Today’s Dilbert strip nails one of my principal problems with the Harvard School of Business and its MBA program.

I will never understand how Harvard managed to slip the ridiculous idea over on American business that having studied how to run an abstract ideal company on paper qualifies anyone to step straight into any company and run it competently without having any substantial in-depth understanding whatsoever of the company, its product, its processes, or its market.

Wednesday, May 20th, 2009 01:28 pm (UTC)

I blame the CxOs, myself. It used to be the guy at the head of the company got there either by nepotism or extreme competency in the nuts and bolts of the firm. Sometimes, as in the case of the early Ford Motor Company, both. Then, as you point out, complex financial instruments became commonplace and finance professionals were brought on board. So far, so good.

Then the financiers started running the companies. That’s what a CEO is — a financier. Many CEOs have little understanding of the nuts and bolts of their companies and don't especially want to know. They just want to know cashflow: are we profitable? Can we make this buyout? What’s in it for us if we approve this merger?

There’s nothing wrong with that kind of analysis and there’s certainly nothing wrong with having answers to those questions — but the idea that business should be driven by those kinds of questions is, IMO, madness. The closest we have nowadays to a nuts and bolts guy is the Chief Operating Officer. If the COO is competent, they’ll have a strong background in the company’s operations and some math–heavy business school knowledge (Operations Research FTW!). If the COO is incompetent, well — substitute “I once led a Boy Scout troop” for nuts and bolts background and “of course I’m good at math, I’ve got an MBA, right?” for the math.

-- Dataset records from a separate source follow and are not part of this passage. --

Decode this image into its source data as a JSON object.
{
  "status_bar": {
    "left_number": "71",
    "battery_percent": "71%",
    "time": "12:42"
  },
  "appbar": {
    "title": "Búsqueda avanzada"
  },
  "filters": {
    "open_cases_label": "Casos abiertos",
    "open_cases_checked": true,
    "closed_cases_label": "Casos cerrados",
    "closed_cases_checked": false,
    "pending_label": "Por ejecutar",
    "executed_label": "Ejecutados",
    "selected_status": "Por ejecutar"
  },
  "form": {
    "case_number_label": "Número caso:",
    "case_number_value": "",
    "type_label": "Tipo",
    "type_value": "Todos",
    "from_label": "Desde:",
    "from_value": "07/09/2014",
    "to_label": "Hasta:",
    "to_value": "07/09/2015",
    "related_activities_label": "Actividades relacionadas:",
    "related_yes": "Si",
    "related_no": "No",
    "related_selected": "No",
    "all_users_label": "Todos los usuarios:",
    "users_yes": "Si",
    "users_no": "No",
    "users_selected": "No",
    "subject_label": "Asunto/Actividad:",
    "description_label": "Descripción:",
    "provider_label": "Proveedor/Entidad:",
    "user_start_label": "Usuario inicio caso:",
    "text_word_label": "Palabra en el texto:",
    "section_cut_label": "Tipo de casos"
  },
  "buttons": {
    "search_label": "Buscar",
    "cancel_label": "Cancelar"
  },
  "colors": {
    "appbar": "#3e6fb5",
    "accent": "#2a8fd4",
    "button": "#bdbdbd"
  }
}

Wednesday, May 20th, 2009 06:27 pm (UTC)
You are exactly right about the madness. The financial aspect were no longer illuminating the business, they were driving decisions. (Never use statistics like a drunk uses a lamppost, for support rather than illumination.) Alaric identifies the other major problem, short term thinking. When CEO compensation changed to market forces rather than salary, the ten year, five year and one year plans disappeared. It was all about quarterly earnings reports and stock price. The MBA's just provided data for where to gut next.